Texas Doctors Threaten to Drop Medicaid, Fear Cuts

The Dallas Morning News

AUSTIN -- Doctors in the Dallas area and across Texas are threatening to opt out of Medicaid because of payment cuts, which would further damage the state's already uneven delivery of health care to the poor.

The 1 percent trim to provider fees that starts Sept. 1 sounds modest. But doctors, insurance industry officials and health care experts widely see it as the first of many hits coming to doctors' wallets as Texas' fiscal woes deepen.

State leaders' instructions for agencies to identify additional 10 percent budget cuts in the next two-year budget cycle mean more fee cuts may come next summer. Experts say further reductions could drive off doctors, dump more patients on hospital emergency rooms and ensure a rocky start for the federal health care overhaul, which by conservative estimates could add 1.5 million Texans to Medicaid by 2015.

The cut demonstrates a potentially recurring problem with budget cuts as state leaders contemplate a shortfall that could hit $18 billion: Cuts that lawmakers make now to programs that are already stretched thin could cause deeper long-term woes.

Medicaid, which covers about 3.3 million poor and disabled Texans, has steadily lost doctors over the past two decades. (Participation improved slightly after 2007, when the Legislature approved fee hikes, mainly for pediatric services as part of a settlement to a long-running class-action lawsuit.) 

According to the Health and Human Services Commission, the program's overseer, only about 15,000 of the state's 48,700 practicing doctors are active in Medicaid. A recent study by Irving-based Merritt Hawkins & Associates, a doctor recruitment firm, found that across five specialties, including obstetrics/gynecology and family practice, the combined Medicaid acceptance rate is just 38.6 percent in Dallas, the lowest in 15 major U.S. metro markets surveyed.

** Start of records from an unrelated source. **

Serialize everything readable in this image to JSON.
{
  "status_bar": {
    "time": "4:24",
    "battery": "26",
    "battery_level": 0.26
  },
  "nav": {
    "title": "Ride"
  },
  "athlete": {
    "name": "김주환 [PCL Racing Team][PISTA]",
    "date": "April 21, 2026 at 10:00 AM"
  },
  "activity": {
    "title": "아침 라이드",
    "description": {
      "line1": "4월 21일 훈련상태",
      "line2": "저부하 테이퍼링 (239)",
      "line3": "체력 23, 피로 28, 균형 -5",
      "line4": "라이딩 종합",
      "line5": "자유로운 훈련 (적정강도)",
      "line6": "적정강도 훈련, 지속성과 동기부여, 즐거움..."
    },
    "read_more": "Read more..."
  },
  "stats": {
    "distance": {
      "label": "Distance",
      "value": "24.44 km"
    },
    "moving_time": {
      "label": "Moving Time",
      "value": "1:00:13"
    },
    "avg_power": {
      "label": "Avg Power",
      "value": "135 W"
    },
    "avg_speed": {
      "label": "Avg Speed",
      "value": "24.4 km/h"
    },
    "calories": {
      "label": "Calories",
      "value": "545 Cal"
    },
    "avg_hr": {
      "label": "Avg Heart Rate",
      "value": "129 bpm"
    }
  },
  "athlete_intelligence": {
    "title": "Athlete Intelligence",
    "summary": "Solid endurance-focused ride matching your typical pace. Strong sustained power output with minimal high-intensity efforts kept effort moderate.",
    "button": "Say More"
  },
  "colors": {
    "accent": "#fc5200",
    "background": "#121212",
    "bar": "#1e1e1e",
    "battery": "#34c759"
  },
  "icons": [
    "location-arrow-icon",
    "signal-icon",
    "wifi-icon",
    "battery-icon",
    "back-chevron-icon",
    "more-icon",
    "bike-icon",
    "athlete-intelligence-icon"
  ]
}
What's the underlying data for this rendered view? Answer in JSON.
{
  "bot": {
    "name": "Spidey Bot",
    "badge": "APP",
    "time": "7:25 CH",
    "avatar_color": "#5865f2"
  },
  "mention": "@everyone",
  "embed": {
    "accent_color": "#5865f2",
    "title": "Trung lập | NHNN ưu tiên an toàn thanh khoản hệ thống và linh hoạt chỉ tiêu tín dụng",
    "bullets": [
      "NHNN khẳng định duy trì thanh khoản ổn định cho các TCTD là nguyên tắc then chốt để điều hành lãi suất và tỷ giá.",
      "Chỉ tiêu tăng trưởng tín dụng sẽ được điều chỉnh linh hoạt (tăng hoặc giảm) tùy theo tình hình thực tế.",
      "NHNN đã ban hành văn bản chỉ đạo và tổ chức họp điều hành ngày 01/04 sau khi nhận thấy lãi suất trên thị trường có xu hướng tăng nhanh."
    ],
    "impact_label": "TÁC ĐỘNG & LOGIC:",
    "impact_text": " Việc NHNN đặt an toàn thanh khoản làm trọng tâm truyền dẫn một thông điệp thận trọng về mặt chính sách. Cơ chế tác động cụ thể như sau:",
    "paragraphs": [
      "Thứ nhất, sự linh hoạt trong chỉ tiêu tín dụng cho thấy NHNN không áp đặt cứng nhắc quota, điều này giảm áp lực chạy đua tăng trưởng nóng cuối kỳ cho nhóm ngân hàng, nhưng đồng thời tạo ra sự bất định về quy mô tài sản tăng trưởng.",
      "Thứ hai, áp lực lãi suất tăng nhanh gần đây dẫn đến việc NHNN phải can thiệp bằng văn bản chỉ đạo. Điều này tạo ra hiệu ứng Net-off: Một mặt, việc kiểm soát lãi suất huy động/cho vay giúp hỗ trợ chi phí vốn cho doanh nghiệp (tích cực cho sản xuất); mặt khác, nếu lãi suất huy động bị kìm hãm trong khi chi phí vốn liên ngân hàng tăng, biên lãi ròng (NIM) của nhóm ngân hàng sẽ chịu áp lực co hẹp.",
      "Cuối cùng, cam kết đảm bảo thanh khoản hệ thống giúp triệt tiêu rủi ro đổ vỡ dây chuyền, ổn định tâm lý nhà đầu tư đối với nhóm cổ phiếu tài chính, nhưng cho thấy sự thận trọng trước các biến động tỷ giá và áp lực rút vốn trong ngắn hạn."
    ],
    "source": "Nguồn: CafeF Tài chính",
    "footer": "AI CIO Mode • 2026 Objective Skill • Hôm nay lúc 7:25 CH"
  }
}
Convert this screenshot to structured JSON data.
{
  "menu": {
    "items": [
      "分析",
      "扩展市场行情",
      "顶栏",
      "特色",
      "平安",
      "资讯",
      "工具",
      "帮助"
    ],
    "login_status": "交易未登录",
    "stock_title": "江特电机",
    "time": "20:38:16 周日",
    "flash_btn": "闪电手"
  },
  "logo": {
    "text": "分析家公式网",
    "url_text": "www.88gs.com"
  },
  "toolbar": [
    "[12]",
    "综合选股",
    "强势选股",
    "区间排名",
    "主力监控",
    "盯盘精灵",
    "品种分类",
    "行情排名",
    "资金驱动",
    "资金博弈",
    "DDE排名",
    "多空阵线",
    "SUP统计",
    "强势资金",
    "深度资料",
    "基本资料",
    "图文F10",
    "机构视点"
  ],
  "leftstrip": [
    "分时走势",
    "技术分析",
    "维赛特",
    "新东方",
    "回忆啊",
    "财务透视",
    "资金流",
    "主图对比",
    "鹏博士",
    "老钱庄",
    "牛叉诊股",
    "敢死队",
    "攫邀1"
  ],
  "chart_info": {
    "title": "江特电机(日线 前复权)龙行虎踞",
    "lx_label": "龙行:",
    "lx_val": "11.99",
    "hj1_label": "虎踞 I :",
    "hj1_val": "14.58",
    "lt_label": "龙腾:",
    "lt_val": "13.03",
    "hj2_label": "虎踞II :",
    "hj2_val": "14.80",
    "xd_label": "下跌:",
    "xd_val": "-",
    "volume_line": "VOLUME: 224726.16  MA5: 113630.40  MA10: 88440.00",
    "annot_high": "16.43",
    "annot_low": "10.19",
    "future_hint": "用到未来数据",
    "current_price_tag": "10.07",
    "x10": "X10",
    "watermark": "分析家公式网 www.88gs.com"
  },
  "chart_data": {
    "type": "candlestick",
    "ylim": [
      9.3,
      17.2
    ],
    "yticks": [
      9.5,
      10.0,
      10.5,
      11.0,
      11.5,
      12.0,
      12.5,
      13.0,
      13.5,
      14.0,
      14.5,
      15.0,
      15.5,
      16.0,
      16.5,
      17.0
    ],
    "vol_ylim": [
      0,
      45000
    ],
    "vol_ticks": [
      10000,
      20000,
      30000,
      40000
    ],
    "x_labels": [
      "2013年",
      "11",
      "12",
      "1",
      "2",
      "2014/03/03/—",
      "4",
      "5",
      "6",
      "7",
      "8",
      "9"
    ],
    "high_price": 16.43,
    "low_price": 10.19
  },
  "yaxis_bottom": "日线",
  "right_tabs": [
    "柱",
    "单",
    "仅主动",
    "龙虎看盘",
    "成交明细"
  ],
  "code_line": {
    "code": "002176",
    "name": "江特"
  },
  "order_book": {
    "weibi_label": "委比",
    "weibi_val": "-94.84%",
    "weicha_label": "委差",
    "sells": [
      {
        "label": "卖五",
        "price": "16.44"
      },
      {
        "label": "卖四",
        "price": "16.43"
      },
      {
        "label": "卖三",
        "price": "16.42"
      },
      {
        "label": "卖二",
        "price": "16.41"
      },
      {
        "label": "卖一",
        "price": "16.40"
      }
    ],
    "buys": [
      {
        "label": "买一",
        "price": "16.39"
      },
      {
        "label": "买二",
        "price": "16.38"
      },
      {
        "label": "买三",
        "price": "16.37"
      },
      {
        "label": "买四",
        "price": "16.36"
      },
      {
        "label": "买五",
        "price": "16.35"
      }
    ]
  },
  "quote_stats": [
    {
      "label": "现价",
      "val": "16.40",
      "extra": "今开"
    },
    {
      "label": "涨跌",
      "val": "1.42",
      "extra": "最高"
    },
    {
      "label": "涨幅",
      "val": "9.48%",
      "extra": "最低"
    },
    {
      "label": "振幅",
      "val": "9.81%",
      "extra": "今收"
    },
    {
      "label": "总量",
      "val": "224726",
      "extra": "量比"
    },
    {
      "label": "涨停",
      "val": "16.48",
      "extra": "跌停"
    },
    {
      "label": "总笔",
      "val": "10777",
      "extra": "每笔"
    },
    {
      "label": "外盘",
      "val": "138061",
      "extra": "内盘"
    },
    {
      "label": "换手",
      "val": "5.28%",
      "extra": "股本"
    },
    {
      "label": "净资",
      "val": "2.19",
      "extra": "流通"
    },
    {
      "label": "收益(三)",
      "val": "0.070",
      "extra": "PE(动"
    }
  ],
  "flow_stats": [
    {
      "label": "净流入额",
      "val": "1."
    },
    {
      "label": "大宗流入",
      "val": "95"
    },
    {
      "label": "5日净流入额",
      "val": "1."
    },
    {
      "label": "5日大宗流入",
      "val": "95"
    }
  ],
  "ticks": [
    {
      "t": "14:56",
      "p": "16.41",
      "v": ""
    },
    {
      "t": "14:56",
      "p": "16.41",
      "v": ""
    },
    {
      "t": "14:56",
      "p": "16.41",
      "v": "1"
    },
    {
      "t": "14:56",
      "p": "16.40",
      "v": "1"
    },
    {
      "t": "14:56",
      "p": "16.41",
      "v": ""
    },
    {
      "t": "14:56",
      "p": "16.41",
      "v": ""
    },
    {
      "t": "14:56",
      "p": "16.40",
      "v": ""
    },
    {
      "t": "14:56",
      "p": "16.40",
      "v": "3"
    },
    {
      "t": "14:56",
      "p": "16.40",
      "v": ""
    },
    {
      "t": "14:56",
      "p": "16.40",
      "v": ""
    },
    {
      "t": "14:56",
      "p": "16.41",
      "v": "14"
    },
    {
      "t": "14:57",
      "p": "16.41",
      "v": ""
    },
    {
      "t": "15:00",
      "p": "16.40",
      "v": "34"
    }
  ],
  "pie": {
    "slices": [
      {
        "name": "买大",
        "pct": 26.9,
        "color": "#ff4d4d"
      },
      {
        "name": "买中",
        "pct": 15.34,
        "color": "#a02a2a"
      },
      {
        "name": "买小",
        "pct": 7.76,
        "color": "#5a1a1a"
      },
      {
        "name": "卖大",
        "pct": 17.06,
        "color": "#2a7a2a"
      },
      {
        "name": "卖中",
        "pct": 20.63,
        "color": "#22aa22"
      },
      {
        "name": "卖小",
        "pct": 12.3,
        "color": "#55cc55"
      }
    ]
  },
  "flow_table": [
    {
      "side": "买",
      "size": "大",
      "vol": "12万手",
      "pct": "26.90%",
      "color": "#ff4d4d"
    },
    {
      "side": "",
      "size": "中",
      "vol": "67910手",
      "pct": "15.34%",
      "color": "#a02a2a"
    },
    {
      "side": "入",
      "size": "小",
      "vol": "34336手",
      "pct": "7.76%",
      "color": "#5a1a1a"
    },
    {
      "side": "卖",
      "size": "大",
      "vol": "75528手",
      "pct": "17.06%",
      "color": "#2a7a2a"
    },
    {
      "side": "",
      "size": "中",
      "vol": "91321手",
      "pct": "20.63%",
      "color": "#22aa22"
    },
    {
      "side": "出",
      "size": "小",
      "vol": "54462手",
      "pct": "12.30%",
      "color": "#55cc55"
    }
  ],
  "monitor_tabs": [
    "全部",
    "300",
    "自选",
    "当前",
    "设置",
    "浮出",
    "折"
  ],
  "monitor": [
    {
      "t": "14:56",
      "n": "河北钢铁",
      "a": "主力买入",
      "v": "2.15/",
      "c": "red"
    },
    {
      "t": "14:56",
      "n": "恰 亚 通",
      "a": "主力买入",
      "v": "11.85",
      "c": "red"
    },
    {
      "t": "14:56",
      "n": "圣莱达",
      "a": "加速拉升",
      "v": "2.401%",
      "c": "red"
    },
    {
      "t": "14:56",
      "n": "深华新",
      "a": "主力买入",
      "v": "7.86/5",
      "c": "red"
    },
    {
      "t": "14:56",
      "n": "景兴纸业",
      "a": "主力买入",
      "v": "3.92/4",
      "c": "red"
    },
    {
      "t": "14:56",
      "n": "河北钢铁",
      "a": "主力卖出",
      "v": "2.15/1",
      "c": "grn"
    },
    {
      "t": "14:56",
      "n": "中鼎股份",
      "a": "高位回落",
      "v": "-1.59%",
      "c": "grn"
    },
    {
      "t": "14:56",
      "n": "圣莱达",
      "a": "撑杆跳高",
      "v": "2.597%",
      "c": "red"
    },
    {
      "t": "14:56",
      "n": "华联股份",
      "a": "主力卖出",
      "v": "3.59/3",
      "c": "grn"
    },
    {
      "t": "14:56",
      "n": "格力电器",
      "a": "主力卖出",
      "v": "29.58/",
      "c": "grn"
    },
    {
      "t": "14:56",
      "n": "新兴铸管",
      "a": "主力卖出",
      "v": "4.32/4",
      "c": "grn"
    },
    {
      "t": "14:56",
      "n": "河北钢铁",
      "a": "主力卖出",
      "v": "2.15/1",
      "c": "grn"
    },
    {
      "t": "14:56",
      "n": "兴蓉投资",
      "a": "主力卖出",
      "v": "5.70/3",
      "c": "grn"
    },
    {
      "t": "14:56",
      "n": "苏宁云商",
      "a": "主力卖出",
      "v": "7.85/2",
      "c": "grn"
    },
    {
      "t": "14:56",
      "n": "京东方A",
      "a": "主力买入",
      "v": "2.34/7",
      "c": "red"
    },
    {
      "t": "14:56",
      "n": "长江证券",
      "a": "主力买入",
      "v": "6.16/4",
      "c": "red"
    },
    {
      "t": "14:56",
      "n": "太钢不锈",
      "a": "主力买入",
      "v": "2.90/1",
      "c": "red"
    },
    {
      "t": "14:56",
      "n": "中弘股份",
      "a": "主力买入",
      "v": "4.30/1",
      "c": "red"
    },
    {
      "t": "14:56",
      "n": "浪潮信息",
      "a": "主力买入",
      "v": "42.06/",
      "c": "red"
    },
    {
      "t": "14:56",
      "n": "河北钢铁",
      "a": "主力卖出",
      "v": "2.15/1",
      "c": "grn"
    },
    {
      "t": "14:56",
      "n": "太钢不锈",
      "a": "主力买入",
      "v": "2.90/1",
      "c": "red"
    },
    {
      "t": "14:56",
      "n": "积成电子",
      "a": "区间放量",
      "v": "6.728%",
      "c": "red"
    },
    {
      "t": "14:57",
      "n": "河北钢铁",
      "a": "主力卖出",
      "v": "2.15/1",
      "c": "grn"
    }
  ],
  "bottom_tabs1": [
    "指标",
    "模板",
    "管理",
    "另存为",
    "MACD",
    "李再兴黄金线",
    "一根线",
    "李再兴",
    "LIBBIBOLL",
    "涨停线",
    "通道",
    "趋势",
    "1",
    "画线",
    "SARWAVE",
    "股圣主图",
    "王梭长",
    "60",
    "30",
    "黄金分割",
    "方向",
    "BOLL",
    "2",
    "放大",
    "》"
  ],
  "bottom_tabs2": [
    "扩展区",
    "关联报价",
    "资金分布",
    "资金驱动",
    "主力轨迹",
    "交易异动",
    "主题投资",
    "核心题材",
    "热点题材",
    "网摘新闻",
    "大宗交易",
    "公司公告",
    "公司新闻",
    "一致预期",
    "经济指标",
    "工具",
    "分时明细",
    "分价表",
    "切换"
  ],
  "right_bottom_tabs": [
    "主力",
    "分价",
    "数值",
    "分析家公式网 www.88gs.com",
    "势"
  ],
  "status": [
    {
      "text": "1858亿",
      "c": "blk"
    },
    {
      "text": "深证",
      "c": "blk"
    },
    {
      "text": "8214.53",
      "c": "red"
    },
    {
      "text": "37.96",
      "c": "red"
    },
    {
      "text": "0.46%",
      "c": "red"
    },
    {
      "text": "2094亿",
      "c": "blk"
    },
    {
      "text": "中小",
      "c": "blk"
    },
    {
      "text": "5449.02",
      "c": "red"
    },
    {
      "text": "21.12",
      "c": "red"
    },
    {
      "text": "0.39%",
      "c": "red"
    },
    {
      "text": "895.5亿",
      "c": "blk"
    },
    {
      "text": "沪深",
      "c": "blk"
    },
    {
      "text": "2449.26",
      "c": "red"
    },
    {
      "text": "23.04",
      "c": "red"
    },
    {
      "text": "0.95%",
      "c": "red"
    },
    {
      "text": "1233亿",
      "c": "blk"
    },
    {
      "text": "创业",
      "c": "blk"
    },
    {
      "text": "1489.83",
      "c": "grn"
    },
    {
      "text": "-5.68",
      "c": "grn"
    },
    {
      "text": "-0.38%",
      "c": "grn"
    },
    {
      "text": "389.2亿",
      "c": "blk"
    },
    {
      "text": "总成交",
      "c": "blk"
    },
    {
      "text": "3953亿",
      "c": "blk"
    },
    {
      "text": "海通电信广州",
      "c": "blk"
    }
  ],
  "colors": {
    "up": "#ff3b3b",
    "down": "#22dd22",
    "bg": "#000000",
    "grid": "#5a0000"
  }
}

With the state facing a budget shortfall for the next two years of as much as $18 billion, the job of holding together enough doctors to serve Medicaid patients falls to state social services czar Tom Suehs.

Suehs, head of the Health and Human Services Commission, has said he's sensitive to doctors' gripes about low Medicaid payments, even as state GOP leaders order him to scrub programs for savings.

Cross-currents of federal policy complicate Suehs' task. In Medicare, the seniors' program, doctors have faced repeated threats of fee cuts. Last month, Congress staved off a 21 percent cut.

In the March survey by the Texas Medical Association, 33 percent of doctors said that because of the ongoing problems with Medicare fees, they've already limited how many Medicaid patients they'll take. Another 39 percent said they also will or may curtail their Medicaid clientele.

And in 2014, there will be huge new demands for care. The federal health care overhaul will put more poor adults on Medicaid and bring along many children who are eligible but not yet enrolled.

Late last month, while protesting the 1 percent payment cuts, a coalition of doctor groups warned that unless Texas entices more doctors into Medicaid in the next few years, the federal overhaul will become "an empty promise" for millions of Texans.